Lembro que anos atrás, quando veio a público a notícia de que o ex jogador Romário estava se relacionado com a modelo trans, Thalita Zampirolli, um dos narradores de um canal esportivo achou que seria engraçado dizer que o “baixinho estava comendo uns negócio estranho (sic) atualmente”. Romário, por sua vez, ao ser perguntado sobre sua relação com a modelo capixaba, riu e desconversou dizendo “ela é gente boa, sangue bom, inclusive é minha camarada, mas eu gosto é de mulher”.

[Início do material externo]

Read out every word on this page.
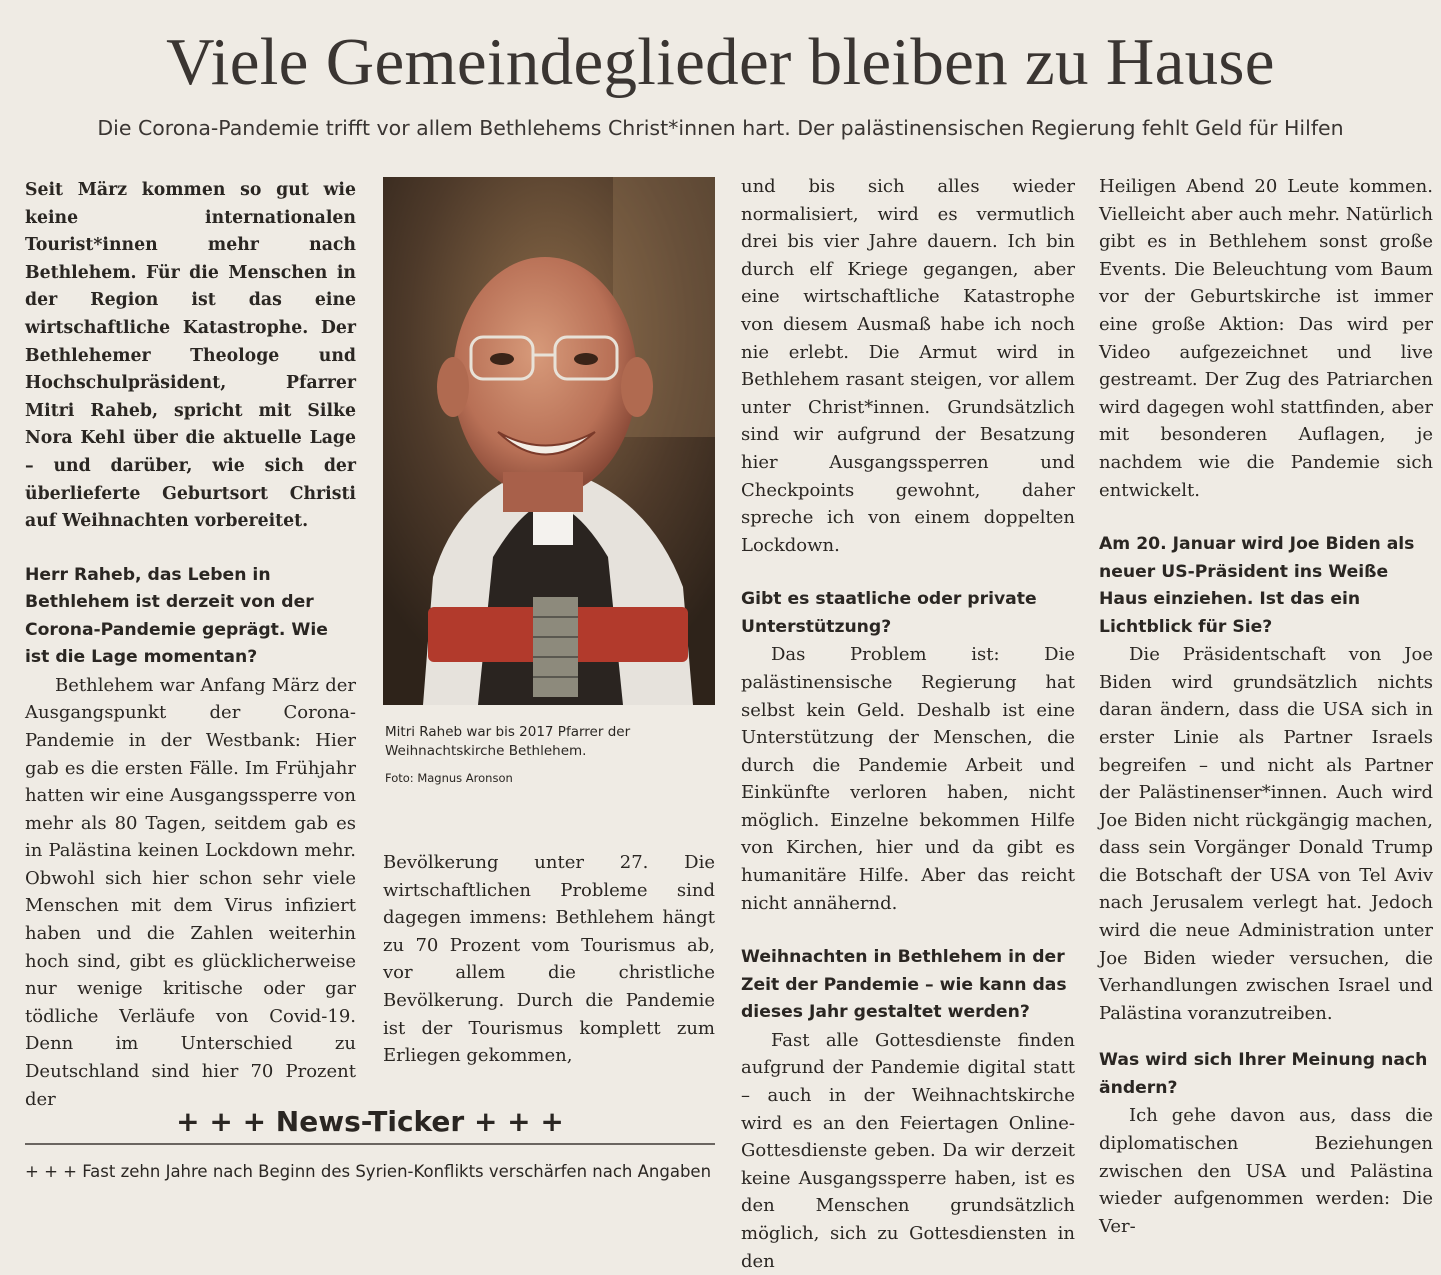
Viele Gemeindeglieder bleiben zu Hause
Die Corona-Pandemie trifft vor allem Bethlehems Christ*innen hart. Der palästinensischen Regierung fehlt Geld für Hilfen

Seit März kommen so gut wie keine internationalen Tourist*innen mehr nach Bethlehem. Für die Menschen in der Region ist das eine wirtschaftliche Katastrophe. Der Bethlehemer Theologe und Hochschulpräsident, Pfarrer Mitri Raheb, spricht mit Silke Nora Kehl über die aktuelle Lage – und darüber, wie sich der überlieferte Geburtsort Christi auf Weihnachten vorbereitet.

Herr Raheb, das Leben in Bethlehem ist derzeit von der Corona-Pandemie geprägt. Wie ist die Lage momentan?

Bethlehem war Anfang März der Ausgangspunkt der Corona-Pandemie in der Westbank: Hier gab es die ersten Fälle. Im Frühjahr hatten wir eine Ausgangssperre von mehr als 80 Tagen, seitdem gab es in Palästina keinen Lockdown mehr. Obwohl sich hier schon sehr viele Menschen mit dem Virus infiziert haben und die Zahlen weiterhin hoch sind, gibt es glücklicherweise nur wenige kritische oder gar tödliche Verläufe von Covid-19. Denn im Unterschied zu Deutschland sind hier 70 Prozent der

Mitri Raheb war bis 2017 Pfarrer der Weihnachtskirche Bethlehem.
Foto: Magnus Aronson

Bevölkerung unter 27. Die wirtschaftlichen Probleme sind dagegen immens: Bethlehem hängt zu 70 Prozent vom Tourismus ab, vor allem die christliche Bevölkerung. Durch die Pandemie ist der Tourismus komplett zum Erliegen gekommen,

und bis sich alles wieder normalisiert, wird es vermutlich drei bis vier Jahre dauern. Ich bin durch elf Kriege gegangen, aber eine wirtschaftliche Katastrophe von diesem Ausmaß habe ich noch nie erlebt. Die Armut wird in Bethlehem rasant steigen, vor allem unter Christ*innen. Grundsätzlich sind wir aufgrund der Besatzung hier Ausgangssperren und Checkpoints gewohnt, daher spreche ich von einem doppelten Lockdown.

Gibt es staatliche oder private Unterstützung?

Das Problem ist: Die palästinensische Regierung hat selbst kein Geld. Deshalb ist eine Unterstützung der Menschen, die durch die Pandemie Arbeit und Einkünfte verloren haben, nicht möglich. Einzelne bekommen Hilfe von Kirchen, hier und da gibt es humanitäre Hilfe. Aber das reicht nicht annähernd.

Weihnachten in Bethlehem in der Zeit der Pandemie – wie kann das dieses Jahr gestaltet werden?

Fast alle Gottesdienste finden aufgrund der Pandemie digital statt – auch in der Weihnachtskirche wird es an den Feiertagen Online-Gottesdienste geben. Da wir derzeit keine Ausgangssperre haben, ist es den Menschen grundsätzlich möglich, sich zu Gottesdiensten in den

Heiligen Abend 20 Leute kommen. Vielleicht aber auch mehr. Natürlich gibt es in Bethlehem sonst große Events. Die Beleuchtung vom Baum vor der Geburtskirche ist immer eine große Aktion: Das wird per Video aufgezeichnet und live gestreamt. Der Zug des Patriarchen wird dagegen wohl stattfinden, aber mit besonderen Auflagen, je nachdem wie die Pandemie sich entwickelt.

Am 20. Januar wird Joe Biden als neuer US-Präsident ins Weiße Haus einziehen. Ist das ein Lichtblick für Sie?

Die Präsidentschaft von Joe Biden wird grundsätzlich nichts daran ändern, dass die USA sich in erster Linie als Partner Israels begreifen – und nicht als Partner der Palästinenser*innen. Auch wird Joe Biden nicht rückgängig machen, dass sein Vorgänger Donald Trump die Botschaft der USA von Tel Aviv nach Jerusalem verlegt hat. Jedoch wird die neue Administration unter Joe Biden wieder versuchen, die Verhandlungen zwischen Israel und Palästina voranzutreiben.

Was wird sich Ihrer Meinung nach ändern?

Ich gehe davon aus, dass die diplomatischen Beziehungen zwischen den USA und Palästina wieder aufgenommen werden: Die Ver-

+ + + News-Ticker + + +
+ + + Fast zehn Jahre nach Beginn des Syrien-Konflikts verschärfen nach Angaben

O mundo do futebol é historicamente preconceituoso e racista. No livro, alguns contos saltam aos olhos por abordar essa intercessão de classe, raça e sexualidade de modo pertinente, como por exemplo, “Oxê”, conto que se passa dentro do homofóbico mundo do futebol brasileiro, mais precisamente dentro da seleção brasileira, durante o catastrófico 7×1. Os protagonistas são Betão, zagueiro da seleção, e seu namorado, um segurança que trabalha no estádio. Sua relação como não poderia deixar de ser, está confinada às grossas paredes do armário, e é justamente por isso que o conto é incrivelmente relevante. Os grandes programas de mesa redonda adoram dizer que não existe racismo ou preconceito no futebol brasileiro, mas nós sabemos que não é bem assim. Eu mesmo, por exemplo, já vi apresentadores fazendo piadas infelizes com o jogador multicampeão Richarlyson em programas ao vivo. Richarlyson, vale ressaltar teve sua carreira destruída simplesmente pelo “boato” de que talvez fosse gay, chegando a abandonar a carreira para jogar vôlei em um time do interior de São Paulo. Chega a ser trágico que a sexualidade de um jogador pode acabar com sua carreira enquanto outros que são condenados por estupro continuam atuando em grandes clubes nacionais ou europeus.
O conto “Oxê” pode ser entendido como uma crítica a essa homofobia desenfreada nos estádios brasileiros. Em determinado momento, o segurança (que é formado em sociologia, mas precisou aceitar o emprego que pagasse os boletos) tenta manter o profissionalismo ao ouvir torcedores proferindo xingamentos direcionados ao seu namorado em campo.
Em última análise, Rua de Dentro ganha pontos por tratar-se de uma escrita sucinta e sem floreios, a leitura flui de forma agradável, tudo graças à uma uma singularidade bucólica, como no conto “Endless Love”, em que um taxista consegue ao mesmo tempo ser homofóbico e chorar ao ouvir Diana Ross. Dolorosas lembranças o arrebatam e ele não consegue segurar as lágrimas durante uma corrida, pois a voz da cantora o faz lembrar da esposa morta nos anos 80. Essa simplicidade traz um frescor até mesmo aos contos mais pálidos do livro, dando um charme quase acidental, mesmo aos contos que não funcionam.